Newborn blood spot test: All babies are offered a simple blood test to find out if they may be affected by the following; sickle cell disease, cystic fibrosis, congenital hypothyroidism, PKU, MCADD, MSUD, IVA, GAI or HCU. Babies with these conditions can be given early treatment to prevent serious problems. These disorders would not be recognised in a newborn baby, even after careful examination by a doctor. Your midwife will take a small sample of blood from your baby’s heel onto a card usually on the 5th postnatal day. This is then sent to a laboratory for testing. This may be uncomfortable and your baby may cry. You can help by making sure your baby is warm and comfortable. Sometimes it may be necessary to do a second blood spot test, but if this is done, the reason will be discussed with you. This does not necessarily mean there is something wrong with your baby.

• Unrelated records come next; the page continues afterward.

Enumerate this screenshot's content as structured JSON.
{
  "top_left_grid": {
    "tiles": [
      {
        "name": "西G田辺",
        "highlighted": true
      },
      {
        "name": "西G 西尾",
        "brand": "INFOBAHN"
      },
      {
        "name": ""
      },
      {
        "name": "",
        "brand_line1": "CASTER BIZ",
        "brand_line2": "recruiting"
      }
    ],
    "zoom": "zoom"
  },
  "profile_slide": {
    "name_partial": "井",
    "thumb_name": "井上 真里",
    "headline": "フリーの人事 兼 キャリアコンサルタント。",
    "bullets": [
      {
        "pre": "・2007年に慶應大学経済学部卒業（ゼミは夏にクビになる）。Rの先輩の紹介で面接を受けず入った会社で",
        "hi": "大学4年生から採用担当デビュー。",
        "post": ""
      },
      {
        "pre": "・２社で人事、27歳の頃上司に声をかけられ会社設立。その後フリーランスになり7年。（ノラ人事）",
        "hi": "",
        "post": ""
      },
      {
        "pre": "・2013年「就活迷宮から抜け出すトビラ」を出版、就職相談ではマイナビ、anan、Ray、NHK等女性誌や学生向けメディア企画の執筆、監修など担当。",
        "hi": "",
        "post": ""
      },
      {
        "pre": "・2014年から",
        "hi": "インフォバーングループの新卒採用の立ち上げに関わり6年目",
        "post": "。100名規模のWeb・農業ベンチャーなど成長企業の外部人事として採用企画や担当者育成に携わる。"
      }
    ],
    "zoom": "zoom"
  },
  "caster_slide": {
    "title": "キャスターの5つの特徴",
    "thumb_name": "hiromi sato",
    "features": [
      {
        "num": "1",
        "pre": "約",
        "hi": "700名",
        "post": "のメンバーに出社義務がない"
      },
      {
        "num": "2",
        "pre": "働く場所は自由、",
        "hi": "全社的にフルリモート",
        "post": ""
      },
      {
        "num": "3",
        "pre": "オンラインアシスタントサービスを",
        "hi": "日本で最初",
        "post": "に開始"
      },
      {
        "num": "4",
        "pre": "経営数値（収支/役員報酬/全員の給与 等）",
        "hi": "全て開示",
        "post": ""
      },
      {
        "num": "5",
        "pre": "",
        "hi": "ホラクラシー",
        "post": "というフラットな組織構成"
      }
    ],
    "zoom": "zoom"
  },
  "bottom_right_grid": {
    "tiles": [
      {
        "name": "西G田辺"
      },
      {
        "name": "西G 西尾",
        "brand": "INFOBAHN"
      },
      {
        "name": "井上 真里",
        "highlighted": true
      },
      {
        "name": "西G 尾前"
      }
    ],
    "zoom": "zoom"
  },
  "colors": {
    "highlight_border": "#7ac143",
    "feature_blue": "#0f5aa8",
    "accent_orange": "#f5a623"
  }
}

  • Getting the results: you should receive the results by letter or from your healthcare professional by the time your baby is 6-8 weeks old. The results should be recorded in your baby’s Personal Child Health Record (red book). If you have been rested during your pregnancy, please let your midwife know so that your results can then be matched up with your baby’s results.
  • A positive result: the majority of results are negative. However, if your baby has one of these conditions, arrangements will be made for you to see a specialist team.

Early immunisations BCG (Bacillus Calmette-Guerin): This is a vaccine offered to all babies who may be at higher than average risk from contact with tuberculosis (TB). These include babies whose families come from countries with a high incidence of TB such as Asia, Africa, South and Central America and Eastern Europe or babies born in a town or city where there is a high rate of TB. It is also offered to babies who have a relative or close contact with TB, have a family history of TB in the past five years or who plan to travel to a high risk country to stay for more than three months. TB is a potentially serious infection which usually affects the lungs but can also affect other parts of the body. Treatment is with antibiotics. The BCG vaccination is usually given to the baby early in the postnatal period.

Hepatitis B: Babies born to mothers who have hepatitis B are at a higher chance of getting this infection and should receive a full course of vaccine in the first year of life. The first vaccination (sometimes with extra immunoglobulin) will be offered and recommended within 24 hours of birth and then at four, eight, 12 and 16 weeks with a final dose at one year of age with a blood test to check their infection status. It is very important for your baby to get these.